第918話 プロジェクトH(1)動き出す情熱

 偉いさんばかりの集まった会議室に、僕と直は呼ばれた。徳川課長は、最初から出席している。

「何だろうな。また、どこかに出張かな」

 御崎みさき れん。元々、感情が表情に出難いというのと、世界でも数人の、週に3時間程度しか睡眠を必要としない無眠者という体質があるのに、高校入学直前、突然、霊が見え、会話ができる体質になった。その上、神殺し、神喰い、神生み等の新体質までもが加わった霊能師であり、とうとう亜神なんていうレア体質になってしまった。面倒臭い事はなるべく避け、安全な毎日を送りたいのに、危ない、どうかすれば死にそうな目に、何度も遭っている。そして、警察官僚でもある。

「この前はこういうので、外務省に出向して出かけたよねえ」

 町田まちだ なお、幼稚園からの親友だ。要領が良くて人懐っこく、脅威の人脈を持っている。高1の夏以降、直も、霊が見え、会話ができる体質になったので本当に心強い。だがその前から、僕の事情にも精通し、いつも無条件で助けてくれた大切な相棒だ。霊能師としては、祓えないが、屈指の札使いであり、インコ使いであり、共に亜神体質になった。そして、警察官僚でもある。

 2人で首を捻ったが、それらしき情報は入って来ていない。まあ、それほどの極秘事項という事も考えられる。

「まあ、行くか」

「だねえ」

 形ばかり背筋を伸ばし、ネクタイをキュッと整え、ドアをノックする。

 すると中から開けられたので、1歩入って声を張り上げた。

「失礼します。陰陽課、御崎 怜警視です」

「陰陽課、町田 直警視です」

 言いながら室内に集まった偉い幹部達の顔を見たが、緊迫した様子はなかった。

「ああ、悪いね、呼び出して」

 フランクな感じで、警視総監が椅子を勧めた。

「以前、御崎君はレポートで、憑依されたと霊能師以外にもわかる手段が早急に必要だと書いていたね」

 僕達警察官僚は、色々とレポートなどを提出しなければならないのだが、確かに僕は、憑依されたと自称して罪を逃れようとするケースが出るだろうことは確実なので、そのための手段が必要だと提言していた。

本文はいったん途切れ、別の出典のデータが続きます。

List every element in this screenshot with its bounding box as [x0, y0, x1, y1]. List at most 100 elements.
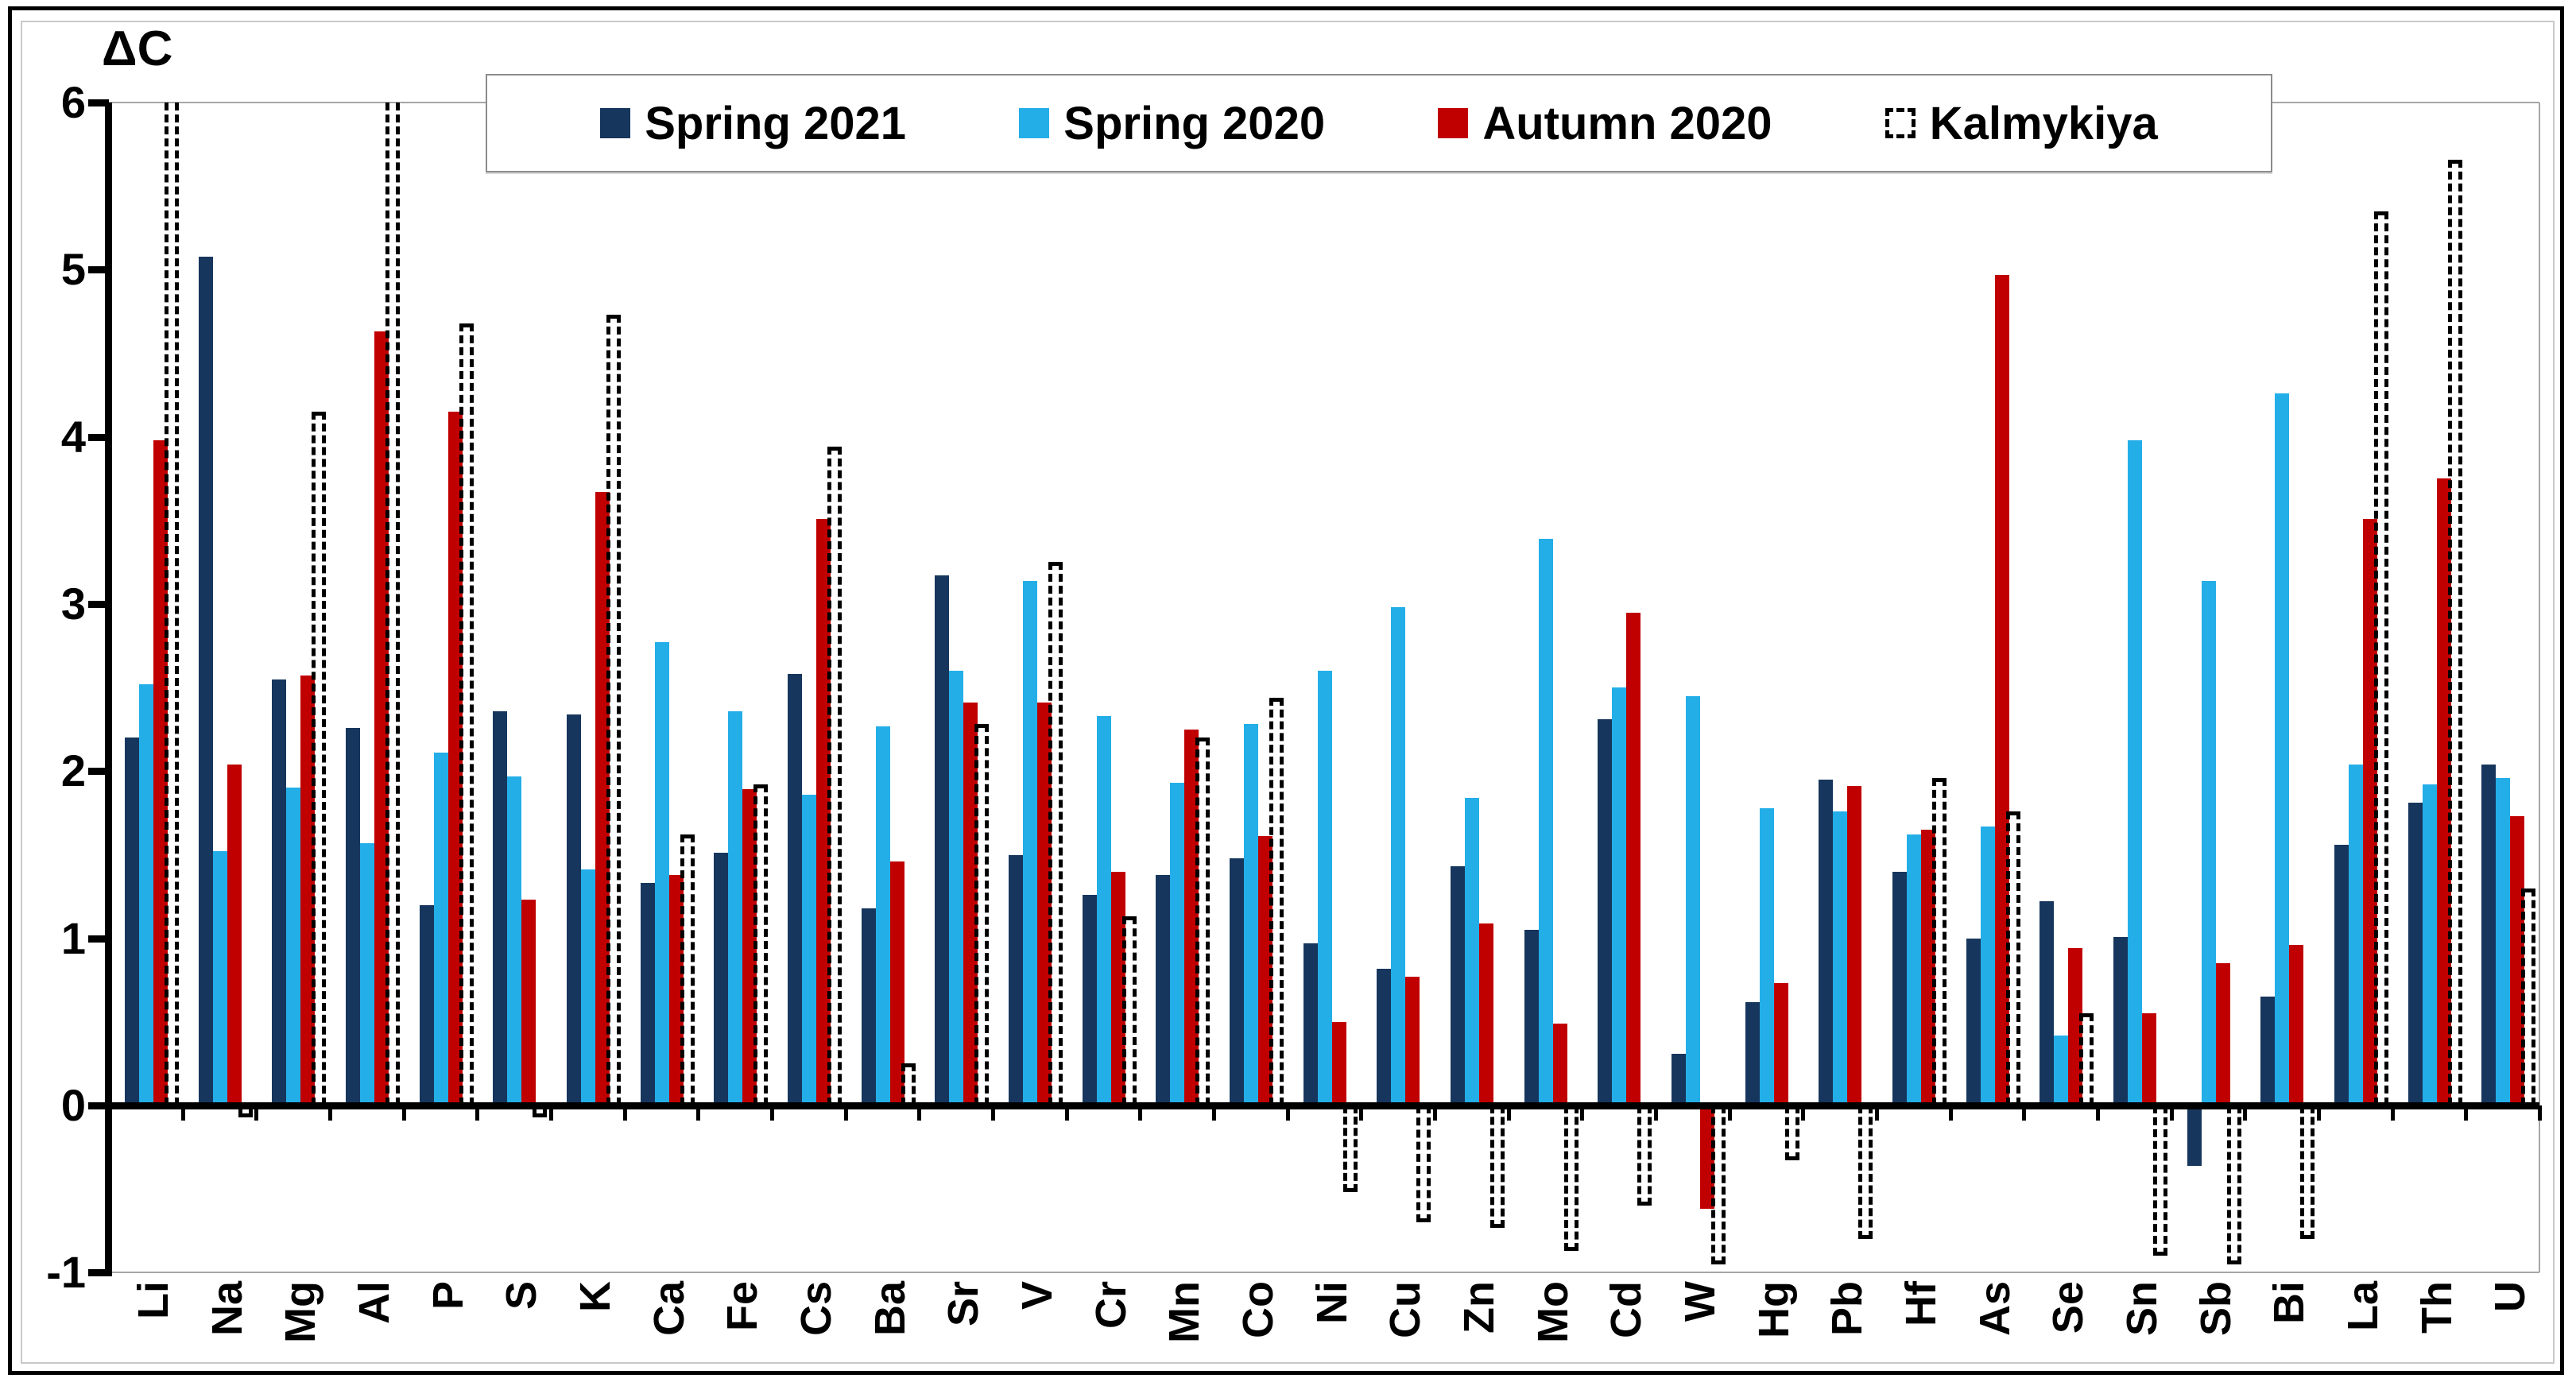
- bar-w-spring-2021: [1671, 1053, 1686, 1105]
- bar-k-spring-2020: [581, 869, 595, 1105]
- plot-border-right: [2539, 103, 2540, 1273]
- bar-v-kalmykiya: [1048, 562, 1063, 1105]
- x-axis-label-text: Ca: [645, 1281, 693, 1337]
- x-axis-label-text: K: [571, 1281, 619, 1312]
- bar-sn-spring-2021: [2113, 936, 2128, 1105]
- bar-cd-spring-2021: [1598, 719, 1613, 1105]
- x-axis-label-ca: Ca: [645, 1281, 693, 1386]
- x-axis-label-text: V: [1013, 1281, 1061, 1311]
- bar-ba-spring-2021: [861, 908, 876, 1105]
- bar-al-autumn-2020: [374, 331, 389, 1105]
- x-axis-label-ni: Ni: [1308, 1281, 1356, 1386]
- bar-zn-kalmykiya: [1490, 1105, 1505, 1228]
- bar-cr-autumn-2020: [1110, 871, 1125, 1105]
- x-axis-label-text: Cd: [1602, 1281, 1651, 1338]
- x-axis-label-text: Ba: [866, 1281, 914, 1337]
- x-axis-label-text: Sb: [2191, 1281, 2240, 1337]
- bar-fe-spring-2020: [728, 710, 743, 1105]
- bar-hg-kalmykiya: [1784, 1105, 1799, 1161]
- bar-co-spring-2020: [1244, 724, 1258, 1105]
- bar-hf-spring-2021: [1892, 871, 1907, 1105]
- bar-hf-autumn-2020: [1921, 829, 1935, 1105]
- bar-al-spring-2020: [360, 842, 374, 1105]
- bar-k-kalmykiya: [606, 315, 621, 1105]
- bar-u-kalmykiya: [2521, 888, 2536, 1105]
- legend-label: Kalmykiya: [1929, 97, 2158, 149]
- bar-cu-spring-2021: [1377, 968, 1392, 1105]
- x-axis-label-text: Mg: [277, 1281, 325, 1343]
- bar-li-autumn-2020: [153, 439, 168, 1105]
- bar-th-autumn-2020: [2436, 478, 2451, 1105]
- legend: Spring 2021 Spring 2020 Autumn 2020 Kalm…: [486, 74, 2272, 172]
- x-axis-tick: [1212, 1105, 1216, 1121]
- bar-ni-spring-2021: [1303, 943, 1318, 1105]
- bar-li-spring-2021: [125, 738, 139, 1105]
- bar-ca-kalmykiya: [680, 834, 695, 1105]
- bar-as-spring-2021: [1966, 938, 1981, 1105]
- bar-cr-kalmykiya: [1121, 916, 1137, 1105]
- x-axis-label-text: Sn: [2118, 1281, 2166, 1337]
- bar-cs-kalmykiya: [827, 447, 842, 1105]
- bar-ca-spring-2020: [654, 642, 669, 1105]
- bar-th-spring-2021: [2407, 803, 2423, 1105]
- x-axis-label-text: Fe: [719, 1281, 767, 1332]
- bar-fe-autumn-2020: [742, 789, 757, 1105]
- y-axis-label-1: 1: [60, 912, 86, 963]
- x-axis-label-text: P: [424, 1281, 472, 1311]
- x-axis-label-ba: Ba: [866, 1281, 914, 1386]
- legend-item-spring-2020: Spring 2020: [1019, 97, 1325, 150]
- x-axis-label-hg: Hg: [1750, 1281, 1798, 1386]
- bar-as-spring-2020: [1980, 826, 1995, 1105]
- bar-sr-spring-2020: [949, 671, 964, 1105]
- x-axis-tick: [770, 1105, 774, 1121]
- legend-label: Spring 2021: [645, 97, 907, 149]
- x-axis-label-text: W: [1676, 1281, 1724, 1322]
- x-axis-label-v: V: [1013, 1281, 1061, 1386]
- y-axis-label-2: 2: [60, 745, 86, 796]
- x-axis-label-w: W: [1676, 1281, 1724, 1386]
- legend-swatch-autumn-2020: [1438, 108, 1469, 138]
- bar-cd-kalmykiya: [1637, 1105, 1652, 1206]
- x-axis-tick: [1875, 1105, 1879, 1121]
- x-axis-label-fe: Fe: [719, 1281, 766, 1386]
- y-axis-tick-0: [88, 1102, 109, 1109]
- bar-s-autumn-2020: [521, 900, 537, 1105]
- y-axis-line: [105, 103, 112, 1277]
- bar-as-autumn-2020: [1994, 274, 2009, 1105]
- bar-p-kalmykiya: [459, 323, 474, 1105]
- bar-sb-kalmykiya: [2226, 1105, 2241, 1264]
- bar-ni-spring-2020: [1317, 671, 1332, 1105]
- bar-fe-spring-2021: [714, 853, 729, 1105]
- bar-mg-spring-2021: [272, 679, 287, 1105]
- x-axis-tick: [1948, 1105, 1953, 1121]
- bar-u-spring-2021: [2481, 764, 2497, 1105]
- x-axis-label-sr: Sr: [939, 1281, 987, 1386]
- x-axis-tick: [328, 1105, 332, 1121]
- bar-hf-spring-2020: [1907, 834, 1921, 1105]
- bar-k-spring-2021: [567, 714, 581, 1105]
- x-axis-tick: [1506, 1105, 1511, 1121]
- x-axis-label-text: Li: [130, 1281, 177, 1319]
- bar-zn-spring-2021: [1451, 866, 1465, 1105]
- bar-mn-autumn-2020: [1184, 729, 1199, 1105]
- bar-s-kalmykiya: [533, 1105, 548, 1117]
- x-axis-label-zn: Zn: [1455, 1281, 1503, 1386]
- x-axis-label-p: P: [424, 1281, 472, 1386]
- x-axis-label-cu: Cu: [1381, 1281, 1429, 1386]
- bar-s-spring-2020: [507, 776, 522, 1105]
- x-axis-label-se: Se: [2044, 1281, 2092, 1386]
- bar-sr-spring-2021: [935, 575, 950, 1105]
- bar-se-autumn-2020: [2068, 948, 2083, 1105]
- x-axis-tick: [2390, 1105, 2395, 1121]
- bar-cs-autumn-2020: [816, 518, 831, 1105]
- legend-label: Spring 2020: [1063, 97, 1326, 149]
- bar-co-autumn-2020: [1258, 836, 1273, 1105]
- x-axis-label-co: Co: [1234, 1281, 1282, 1386]
- bar-co-spring-2021: [1230, 858, 1244, 1105]
- x-axis-tick: [622, 1105, 627, 1121]
- bar-ca-spring-2021: [640, 883, 655, 1105]
- x-axis-tick: [1801, 1105, 1806, 1121]
- x-axis-label-pb: Pb: [1823, 1281, 1871, 1386]
- x-axis-tick: [549, 1105, 553, 1121]
- x-axis-tick: [1580, 1105, 1585, 1121]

「はい。現在は霊能師の証言と、出来得る限りの証拠とで立証しておりますが、やはり必要かと思います」

「うん。

 実は、鑑識課にその機械の開発をしたいという人物がいて、似たような機械も持っているとか」

 おお!

「それと、職員として入庁した中に、工学部出身の者がいる。

 この2人との4人で、そのための機械の開発を進めてもらいたい」

 僕と直は、張り切って敬礼した。

「はっ!すぐに取り掛かります!」

 面白そうでワクワクする!

 僕も直も、今すぐ部屋を出てその2人に会いに行きたくてウズウズしていたのだった。


 部屋を出ると、僕達はウキウキ、わくわくとして、陰陽課で彼らの到着を待った。2人は今日からプロジェクトの為に陰陽課に来るらしい。

 と、若い男がやって来た。

「鑑識課から来ました、神戸航一かんべこういち巡査長ですが」

 僕と直は、立ち上がって迎えた。

「御崎 怜です」

「町田 直ですう。ようこそぉ」

「よろしくお願いいたします!

 あ、ちょっと失礼して」

 ポケットからキーホルダーのようなものを出して、スイッチを押す。

「グリーンかあ」

「それは何かねえ?」

「ああ。これはばけたんです」

 神戸さんの返事に首を捻る僕達だったが、そこにいた美保さんが嬉しそうに立ち上がった。

「ばけたん!!あ!しかも霊石 改だあ!」

「御存知でしたか!?」

「マニアの嗜みだよお!」

 意気投合して瞬時に仲良くなった2人に、部屋中の人間が思った。

 美保が増殖した、と。

「失礼しまあす」

 そんな微妙な空気の中、若い女性の声がした。

「交通管制課システム設計課から来ました京極澄子きょうごくすみこですけど」

「御崎 怜です」

「町田 直ですぅ。ようこそぉ」

「あ、鑑識課の神戸航一です」

「あ、どうも」

「これで、プロジェクトメンバーは揃ったねえ」

「さあ、始めようか」

 それは、壮大な戦いの幕開けだった。